René Martín Daulte (born 16 March 1950) is a retired Argentinian footballer. Nicknamed "Polaco", he played as a defender for River Plate and Mulhouse throughout the 1970s.

==Career==
Daulte hailed from a family that were fans of his future club River Plate but he would initially be a fan of Racing Club but during the 1967 Copa Libertadores finals in where Daulte would be attend, the manager of River Plate's youth sector Osvaldo Diez was also present. Noting how Daulte had a striking resemblance to Roberto Perfumo and Coco Basile. He would subsequently offer him a position in the club's youth sector and despite Daulte having an initial interest in rugby, would fully switch over to play as a football player as he would play with and later befriend Reinaldo Merlo in the youth ranks.

He would make his first senior appearance during the 1971 Argentine Primera División as a part of a project by club manager Didi to promote several youth players to the senior squad alongside his teammates Héctor Isaac Rodríguez, Pablo Zuccarini, Alfredo Granatto, Mario Finarolli and Norberto Alonso. During a friendly against Fluminense on 3 February 1972, a brawl would break out between the two clubs following prior bad relations between the two clubs with the tipping point being when several River Plate players would begin to beat up Oliveira after he had tripped by the River Plate substitute bench. Daulte would be suspended alongside his teammates Jorge Gabriel Vázquez, Raúl Giustozzi, César-Auguste Laraignée, Joaquín Pedro Martínez and Alfredo Granato as well as Fluminense players Jorge Vitório, Cafuringa and Mickey. All of these suspensions would later be lifted with the exception of Daulte, as he would be forced to miss out on a few matches due to his participation.

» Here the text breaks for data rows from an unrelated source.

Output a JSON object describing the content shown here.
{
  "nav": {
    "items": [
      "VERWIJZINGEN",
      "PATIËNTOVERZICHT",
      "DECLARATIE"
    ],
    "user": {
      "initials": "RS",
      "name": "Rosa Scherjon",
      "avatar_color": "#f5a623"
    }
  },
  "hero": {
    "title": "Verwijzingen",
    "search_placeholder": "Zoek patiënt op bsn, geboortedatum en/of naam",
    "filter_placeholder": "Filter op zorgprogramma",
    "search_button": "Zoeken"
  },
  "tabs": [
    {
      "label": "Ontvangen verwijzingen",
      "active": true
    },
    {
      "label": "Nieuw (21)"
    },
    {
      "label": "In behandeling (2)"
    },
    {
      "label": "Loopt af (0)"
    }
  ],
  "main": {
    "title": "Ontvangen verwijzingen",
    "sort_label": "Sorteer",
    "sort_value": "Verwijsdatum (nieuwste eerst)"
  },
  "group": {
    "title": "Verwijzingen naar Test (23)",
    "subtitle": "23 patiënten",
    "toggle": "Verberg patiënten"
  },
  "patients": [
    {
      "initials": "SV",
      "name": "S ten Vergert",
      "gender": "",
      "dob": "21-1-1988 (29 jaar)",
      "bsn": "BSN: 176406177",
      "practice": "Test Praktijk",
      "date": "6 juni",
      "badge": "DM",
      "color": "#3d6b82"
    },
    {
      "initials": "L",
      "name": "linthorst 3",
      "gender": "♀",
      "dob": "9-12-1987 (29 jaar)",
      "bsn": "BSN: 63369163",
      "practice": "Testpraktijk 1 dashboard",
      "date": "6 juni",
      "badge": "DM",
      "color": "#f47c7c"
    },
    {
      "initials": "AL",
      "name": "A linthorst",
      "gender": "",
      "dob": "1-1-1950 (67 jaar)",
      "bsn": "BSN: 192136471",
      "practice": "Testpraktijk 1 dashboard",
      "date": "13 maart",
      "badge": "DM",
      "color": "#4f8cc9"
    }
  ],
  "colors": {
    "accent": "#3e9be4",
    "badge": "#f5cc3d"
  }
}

Despite this setback, he would find success for the remainder of the 1972 season as the club would be runners-up for the 1972 Campeonato Nacional where he would play in the Starting XI and qualify for the 1973 Copa Libertadores. This would be his final season with the club as in the beginning of the 1974 Argentine Primera División, he would play for Gimnasia alongside goalkeeper Carlos Barisio a year later but would have a brief career at only five appearances the entire season. Despite this, Daulte would be sought out by Mulhouse to play for the next three seasons for the club. He would return to Argentina in 1978 to play for Huracán with his debut match being a 0–1 loss against Quilmes. He would make 23 appearances for the club with his final match being a 1–2 defeat to Atlético Tucumán on 20 December 1978. He spent the last few seasons as a player with Tampico Madero in Mexico until his retirement by the end of the 1980–81 Mexican Primera División season.

==Later life==
With his friend Merlo later becoming a manager, Daulte would follow him as an assistant. He would be a part of the staff that would help Racing Club to end their 36 year long drought without a title in a major upset.